Нет, ему это не пришло в голову. Шия-липнишкинец едва переводил дыхание и все еще смотрел в небо с благодарностью и хвалой к спасшему его Провидению: действительно, этот больной еврей с тюком старой одежды имел обыкновение останавливать его и спрашивать, дома хозяева или работают в поле. И все же у него не возникло подозрения относительно реб Вольфа Кришкого — ни до всей этой истории, ни после нее. Илуй признался, что чуть было не устроил тут самому себе беды. Если бы он это сделал, то все бы сказали, что именно он виноват. Может статься, он бы даже не посчитался с тем, что про него скажут, и покончил жизнь самоубийством, только бы убежать от бед. Однако он не захотел стать нарушителем строжайшего запрета самоубийства и потерять из-за этого свою долю в Грядущем мире.
Глава 10
Йосеф-варшавянин опять, как до свадьбы, носил свое светлое пальтишко с поднятым бархатным воротничком. Он выглядел жалким и побледневшим, вокруг глаз у него были синие круги. Он сидел у Махазе-Аврома в комнате, солнце освещало ее, но его тонкие руки и узкие скулы подрагивали от холода, как будто он стоял зимой на улице.

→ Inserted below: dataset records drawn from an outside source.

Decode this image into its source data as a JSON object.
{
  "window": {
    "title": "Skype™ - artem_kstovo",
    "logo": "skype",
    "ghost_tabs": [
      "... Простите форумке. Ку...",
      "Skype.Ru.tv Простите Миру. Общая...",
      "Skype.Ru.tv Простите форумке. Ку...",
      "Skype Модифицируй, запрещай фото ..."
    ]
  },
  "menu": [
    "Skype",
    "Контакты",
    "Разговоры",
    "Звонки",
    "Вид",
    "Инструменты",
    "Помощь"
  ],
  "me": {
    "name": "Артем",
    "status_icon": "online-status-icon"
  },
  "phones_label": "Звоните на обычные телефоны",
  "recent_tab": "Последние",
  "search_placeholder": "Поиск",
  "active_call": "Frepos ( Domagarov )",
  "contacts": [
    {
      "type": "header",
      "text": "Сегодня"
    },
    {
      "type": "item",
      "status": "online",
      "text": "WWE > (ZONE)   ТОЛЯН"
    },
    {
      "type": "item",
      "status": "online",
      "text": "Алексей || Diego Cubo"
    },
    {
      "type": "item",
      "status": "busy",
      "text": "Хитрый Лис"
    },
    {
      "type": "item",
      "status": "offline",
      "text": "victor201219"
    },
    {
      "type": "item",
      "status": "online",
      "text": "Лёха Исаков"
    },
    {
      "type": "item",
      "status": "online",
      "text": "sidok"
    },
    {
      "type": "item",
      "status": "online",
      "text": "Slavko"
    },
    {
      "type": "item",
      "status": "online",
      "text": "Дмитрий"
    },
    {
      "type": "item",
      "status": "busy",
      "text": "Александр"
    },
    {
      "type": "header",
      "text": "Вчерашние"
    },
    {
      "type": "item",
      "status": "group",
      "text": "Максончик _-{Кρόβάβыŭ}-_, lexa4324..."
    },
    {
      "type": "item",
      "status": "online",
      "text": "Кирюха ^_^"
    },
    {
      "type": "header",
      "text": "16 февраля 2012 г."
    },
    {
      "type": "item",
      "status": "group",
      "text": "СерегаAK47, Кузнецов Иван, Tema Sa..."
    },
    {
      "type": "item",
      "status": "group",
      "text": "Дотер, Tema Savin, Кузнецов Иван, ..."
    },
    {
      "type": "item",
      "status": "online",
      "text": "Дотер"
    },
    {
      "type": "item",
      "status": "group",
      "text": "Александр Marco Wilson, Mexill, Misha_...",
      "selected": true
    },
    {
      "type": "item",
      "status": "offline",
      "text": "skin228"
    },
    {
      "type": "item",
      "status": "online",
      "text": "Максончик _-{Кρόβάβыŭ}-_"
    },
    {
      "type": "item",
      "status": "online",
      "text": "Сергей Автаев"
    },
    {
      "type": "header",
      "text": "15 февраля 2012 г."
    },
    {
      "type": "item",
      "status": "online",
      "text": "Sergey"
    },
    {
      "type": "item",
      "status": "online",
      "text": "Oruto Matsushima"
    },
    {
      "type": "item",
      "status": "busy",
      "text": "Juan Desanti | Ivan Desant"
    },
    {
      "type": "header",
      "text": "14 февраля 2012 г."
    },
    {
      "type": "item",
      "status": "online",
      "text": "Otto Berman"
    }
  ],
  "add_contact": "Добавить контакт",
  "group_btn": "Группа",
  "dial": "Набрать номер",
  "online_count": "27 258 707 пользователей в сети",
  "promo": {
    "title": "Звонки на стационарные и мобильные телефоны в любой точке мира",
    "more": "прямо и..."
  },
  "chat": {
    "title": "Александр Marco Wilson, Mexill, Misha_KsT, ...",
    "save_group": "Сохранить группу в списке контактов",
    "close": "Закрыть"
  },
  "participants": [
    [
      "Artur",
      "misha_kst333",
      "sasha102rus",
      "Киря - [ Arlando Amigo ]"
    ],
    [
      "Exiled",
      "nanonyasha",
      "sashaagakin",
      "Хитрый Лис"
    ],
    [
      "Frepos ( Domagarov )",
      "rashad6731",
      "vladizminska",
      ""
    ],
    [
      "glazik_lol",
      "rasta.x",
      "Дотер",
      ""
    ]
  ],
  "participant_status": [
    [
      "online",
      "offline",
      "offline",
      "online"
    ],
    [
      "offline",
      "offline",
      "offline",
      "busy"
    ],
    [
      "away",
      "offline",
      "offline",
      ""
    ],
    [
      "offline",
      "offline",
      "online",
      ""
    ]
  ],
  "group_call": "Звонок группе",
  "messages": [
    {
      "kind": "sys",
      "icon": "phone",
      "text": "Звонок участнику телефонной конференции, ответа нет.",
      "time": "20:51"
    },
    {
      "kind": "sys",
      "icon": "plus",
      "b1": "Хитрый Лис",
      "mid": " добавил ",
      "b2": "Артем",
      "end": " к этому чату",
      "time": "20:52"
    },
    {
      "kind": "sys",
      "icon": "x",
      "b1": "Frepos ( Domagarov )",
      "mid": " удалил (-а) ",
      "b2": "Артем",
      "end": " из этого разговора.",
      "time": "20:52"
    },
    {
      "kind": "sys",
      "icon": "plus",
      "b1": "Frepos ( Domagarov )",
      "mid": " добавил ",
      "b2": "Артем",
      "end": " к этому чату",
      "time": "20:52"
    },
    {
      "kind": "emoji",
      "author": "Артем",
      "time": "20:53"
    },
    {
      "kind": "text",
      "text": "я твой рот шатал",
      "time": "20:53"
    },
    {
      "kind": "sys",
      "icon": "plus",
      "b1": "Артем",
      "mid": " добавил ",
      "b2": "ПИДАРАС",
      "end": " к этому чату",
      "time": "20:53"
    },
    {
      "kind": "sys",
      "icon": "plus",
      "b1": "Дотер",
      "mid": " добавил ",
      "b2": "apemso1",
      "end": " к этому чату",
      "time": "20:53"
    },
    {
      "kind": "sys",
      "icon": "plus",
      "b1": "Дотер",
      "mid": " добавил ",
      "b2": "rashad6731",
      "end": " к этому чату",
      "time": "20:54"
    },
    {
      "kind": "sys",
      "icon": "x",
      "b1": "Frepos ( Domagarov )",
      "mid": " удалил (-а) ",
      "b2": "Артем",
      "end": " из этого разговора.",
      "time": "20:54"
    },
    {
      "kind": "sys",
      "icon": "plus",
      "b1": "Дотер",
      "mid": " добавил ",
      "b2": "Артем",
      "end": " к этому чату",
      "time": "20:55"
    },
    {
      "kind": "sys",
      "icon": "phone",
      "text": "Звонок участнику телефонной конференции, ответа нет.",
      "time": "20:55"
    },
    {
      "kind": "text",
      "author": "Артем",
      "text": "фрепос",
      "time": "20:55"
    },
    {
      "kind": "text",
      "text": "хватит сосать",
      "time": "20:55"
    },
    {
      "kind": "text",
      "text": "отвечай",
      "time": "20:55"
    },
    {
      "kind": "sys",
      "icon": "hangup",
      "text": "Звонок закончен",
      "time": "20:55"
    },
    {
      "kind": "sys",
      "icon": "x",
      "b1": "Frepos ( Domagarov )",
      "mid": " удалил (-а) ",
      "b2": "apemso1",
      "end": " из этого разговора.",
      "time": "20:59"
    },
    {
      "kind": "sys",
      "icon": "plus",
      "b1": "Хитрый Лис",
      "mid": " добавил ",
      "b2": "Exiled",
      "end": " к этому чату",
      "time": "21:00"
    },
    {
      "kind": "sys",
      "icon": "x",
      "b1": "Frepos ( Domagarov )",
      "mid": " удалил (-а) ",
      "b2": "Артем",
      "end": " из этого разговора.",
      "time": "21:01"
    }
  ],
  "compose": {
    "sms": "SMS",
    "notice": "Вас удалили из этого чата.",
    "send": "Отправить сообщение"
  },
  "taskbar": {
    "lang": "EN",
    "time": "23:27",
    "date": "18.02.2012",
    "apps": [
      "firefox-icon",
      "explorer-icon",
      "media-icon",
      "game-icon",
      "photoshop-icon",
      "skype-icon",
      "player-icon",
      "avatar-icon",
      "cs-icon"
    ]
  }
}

Йосеф-варшавянин рассказывал, как директор ешивы убеждал всех, что он обманщик, потому что не женился на кухарке их ешивы. А ведь этот реб Цемах Атлас сам отменил помолвку с одной девушкой, хотя и подписал до этого с ней тноим. И со своей женой он тоже не живет в мире. Она в Ломже, а он — здесь, в Валкениках. Так какое же право директор имеет поучать других? Особенно учитывая, что он, Йосеф-варшавянин, не подписывал тноим с кухаркой и никогда ей ничего не обещал. Ну так как же? Махазе-Авром даст ему рекомендательное письмо в Комитет ешив, чтобы его направили в качестве посланника за границу?
Целиком пронизанный мыслью о том, что живет на свете милостью Творца, чтобы изучать Тору ради нее самой, и что для этого он должен беречь свое здоровье и покой, реб Авром-Шая-коссовчанин выработал способность отталкивать от себя дела, которые выводили его из равновесия. Сколько бы раз он ни слышал о неблагополучной семейной жизни директора ешивы, он не хотел знать подробностей, чтобы не создавать себе лишних причин для расстройства. Но вдруг сейчас в его сердце произошел поворот, настроивший его против директора ешивы. Предыдущим вечером реб Авром-Шая сидел допоздна и слушал с побледневшим кончиком носа и с пересохшими губами то, что Хайкл рассказывал ему про Шию-липнишкинца. Махазе-Авром понял, что реб Менахем-Мендл не пришел к нему за советом и помощью, потому что знал по опыту, что он, дачник со смолокурни, все равно встанет на сторону реб Цемаха Атласа. Махазе-Авром чувствовал себя виноватым. Он сам ничего не делает для ешивы и к тому же не позволяет избавиться от директора, стоящего в стороне в то время, как рушится его ешива.